# [3920] Homework # 3 - Text Mining
Data file:
* https://raw.githubusercontent.com/vjavaly/Baruch-CIS-STA-3920/main/data/Seattle_hotels.csv



## Homework Submission Rules (for all homework assignments)
* Homework is due by 2:30 PM on the due date
  * No late submission will be accepted
* Verify that you are submitting the correct homework file
* Homework file naming convention
  * LastName_FirstName_HwX.ipynb  [Replace X with the homework #]
    * 1 point deducted for submitting homework not complying with naming convention
* Before submission, execute "Kernel -> Restart Kernel and Run All Cells"
  * 1 point deducted for not submitting a cleanly executed notebook

## Homework #3 Requirements
* Load data and examine data
* Clean data: 1) remove punctuation, 2) lowercase, 3) stem or lemmatize
* Vectorize cleaned data
* Generate similarities matrix
* Generate hotel recommendations for the 3 listed hotels
  * Motel 6 Seattle Sea-Tac Airport South
  * The Bacon Mansion Bed and Breakfast
  * Holiday Inn Seattle Downtown

In [1]:
from datetime import datetime
print(f'Run time: {datetime.now().strftime("%D %T")}')
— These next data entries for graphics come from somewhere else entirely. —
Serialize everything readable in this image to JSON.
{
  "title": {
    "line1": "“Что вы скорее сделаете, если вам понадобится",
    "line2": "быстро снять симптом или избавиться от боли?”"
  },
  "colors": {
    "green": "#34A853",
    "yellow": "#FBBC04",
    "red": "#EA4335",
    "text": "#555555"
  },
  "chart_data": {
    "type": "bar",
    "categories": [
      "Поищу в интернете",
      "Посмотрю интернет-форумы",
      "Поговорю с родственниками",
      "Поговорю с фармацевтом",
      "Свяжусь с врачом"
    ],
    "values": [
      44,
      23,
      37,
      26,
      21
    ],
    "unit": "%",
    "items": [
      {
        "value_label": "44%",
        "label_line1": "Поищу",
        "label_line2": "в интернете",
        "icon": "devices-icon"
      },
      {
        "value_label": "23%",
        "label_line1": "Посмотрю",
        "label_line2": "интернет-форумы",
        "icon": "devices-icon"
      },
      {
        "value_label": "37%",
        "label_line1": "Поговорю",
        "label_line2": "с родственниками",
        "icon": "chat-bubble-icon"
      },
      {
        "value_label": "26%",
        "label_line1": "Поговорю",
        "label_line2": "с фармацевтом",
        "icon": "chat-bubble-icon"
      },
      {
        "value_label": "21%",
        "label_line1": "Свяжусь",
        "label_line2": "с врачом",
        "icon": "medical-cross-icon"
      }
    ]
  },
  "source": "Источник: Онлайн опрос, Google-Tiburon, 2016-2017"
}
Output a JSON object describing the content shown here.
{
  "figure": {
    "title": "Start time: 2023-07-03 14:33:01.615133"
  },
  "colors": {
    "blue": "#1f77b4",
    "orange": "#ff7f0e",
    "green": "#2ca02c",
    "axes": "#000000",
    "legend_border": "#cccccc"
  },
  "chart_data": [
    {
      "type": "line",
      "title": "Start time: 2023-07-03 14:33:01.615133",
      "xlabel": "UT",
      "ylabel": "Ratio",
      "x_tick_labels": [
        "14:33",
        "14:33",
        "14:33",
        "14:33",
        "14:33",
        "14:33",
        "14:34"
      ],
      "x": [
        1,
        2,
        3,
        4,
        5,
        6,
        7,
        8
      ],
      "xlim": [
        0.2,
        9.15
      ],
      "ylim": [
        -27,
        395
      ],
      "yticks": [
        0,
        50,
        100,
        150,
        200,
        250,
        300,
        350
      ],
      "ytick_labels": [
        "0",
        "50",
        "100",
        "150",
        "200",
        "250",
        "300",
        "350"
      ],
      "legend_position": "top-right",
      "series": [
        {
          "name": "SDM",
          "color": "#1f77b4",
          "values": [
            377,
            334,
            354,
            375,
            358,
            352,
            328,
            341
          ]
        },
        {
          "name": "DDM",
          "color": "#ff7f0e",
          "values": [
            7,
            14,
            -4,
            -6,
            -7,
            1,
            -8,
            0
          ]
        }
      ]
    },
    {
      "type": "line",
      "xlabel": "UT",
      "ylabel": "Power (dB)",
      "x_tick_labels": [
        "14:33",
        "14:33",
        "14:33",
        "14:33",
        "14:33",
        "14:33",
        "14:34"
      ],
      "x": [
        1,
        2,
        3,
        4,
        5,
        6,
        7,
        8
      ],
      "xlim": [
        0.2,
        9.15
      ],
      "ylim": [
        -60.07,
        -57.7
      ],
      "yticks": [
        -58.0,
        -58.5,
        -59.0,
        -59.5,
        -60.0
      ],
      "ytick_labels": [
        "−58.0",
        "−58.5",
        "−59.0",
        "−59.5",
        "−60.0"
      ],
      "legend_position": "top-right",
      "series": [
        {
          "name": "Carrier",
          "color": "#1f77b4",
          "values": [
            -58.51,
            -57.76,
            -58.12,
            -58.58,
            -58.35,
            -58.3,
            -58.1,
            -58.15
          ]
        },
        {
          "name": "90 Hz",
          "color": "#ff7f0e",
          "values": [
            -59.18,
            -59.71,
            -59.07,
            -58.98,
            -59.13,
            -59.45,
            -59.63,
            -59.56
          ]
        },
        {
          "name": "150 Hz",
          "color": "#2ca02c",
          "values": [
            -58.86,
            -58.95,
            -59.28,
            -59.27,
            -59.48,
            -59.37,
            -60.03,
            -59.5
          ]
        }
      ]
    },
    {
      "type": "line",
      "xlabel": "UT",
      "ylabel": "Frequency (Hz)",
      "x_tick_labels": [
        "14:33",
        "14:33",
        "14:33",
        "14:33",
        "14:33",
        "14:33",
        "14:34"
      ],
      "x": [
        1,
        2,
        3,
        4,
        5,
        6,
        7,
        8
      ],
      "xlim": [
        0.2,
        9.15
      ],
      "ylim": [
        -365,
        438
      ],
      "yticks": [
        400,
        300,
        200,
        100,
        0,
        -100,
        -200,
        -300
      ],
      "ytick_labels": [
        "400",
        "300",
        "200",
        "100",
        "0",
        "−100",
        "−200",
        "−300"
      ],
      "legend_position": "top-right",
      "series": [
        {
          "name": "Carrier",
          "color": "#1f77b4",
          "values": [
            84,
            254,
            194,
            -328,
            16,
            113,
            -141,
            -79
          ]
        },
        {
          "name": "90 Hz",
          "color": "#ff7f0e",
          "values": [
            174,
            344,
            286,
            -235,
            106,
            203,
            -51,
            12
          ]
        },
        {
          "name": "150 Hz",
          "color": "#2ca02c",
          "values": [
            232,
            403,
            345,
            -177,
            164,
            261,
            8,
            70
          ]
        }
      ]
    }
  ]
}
Run time: 11/09/23 19:39:34


### Import libraries

In [2]:
import pandas as pd
import re
import string
import nltk
from sklearn.feature_extraction.text import TfidfVectorizer
from sklearn.metrics.pairwise import cosine_similarity

In [3]:
nltk.download('wordnet')
nltk.download('stopwords')

[nltk_data] Downloading package wordnet to /Users/timsmac/nltk_data...
[nltk_data]   Package wordnet is already up-to-date!
[nltk_data] Downloading package stopwords to
[nltk_data]     /Users/timsmac/nltk_data...
[nltk_data]   Package stopwords is already up-to-date!


True

### Load data

In [4]:
df = pd.read_csv('https://raw.githubusercontent.com/vjavaly/Baruch-CIS-STA-3920/main/data/Seattle_hotels.csv')
df.head()

Unnamed: 0,name,address,desc
0,Hilton Garden Seattle Downtown,"1821 Boren Avenue, Seattle Washington 98101 USA","Located on the southern tip of Lake Union, the..."
1,Sheraton Grand Seattle,"1400 6th Avenue, Seattle, Washington 98101 USA","Located in the city's vibrant core, the Sherat..."
2,Crowne Plaza Seattle Downtown,"1113 6th Ave, Seattle, WA 98101","Located in the heart of downtown Seattle, the ..."
3,Kimpton Hotel Monaco Seattle,"1101 4th Ave, Seattle, WA98101",What?s near our hotel downtown Seattle locatio...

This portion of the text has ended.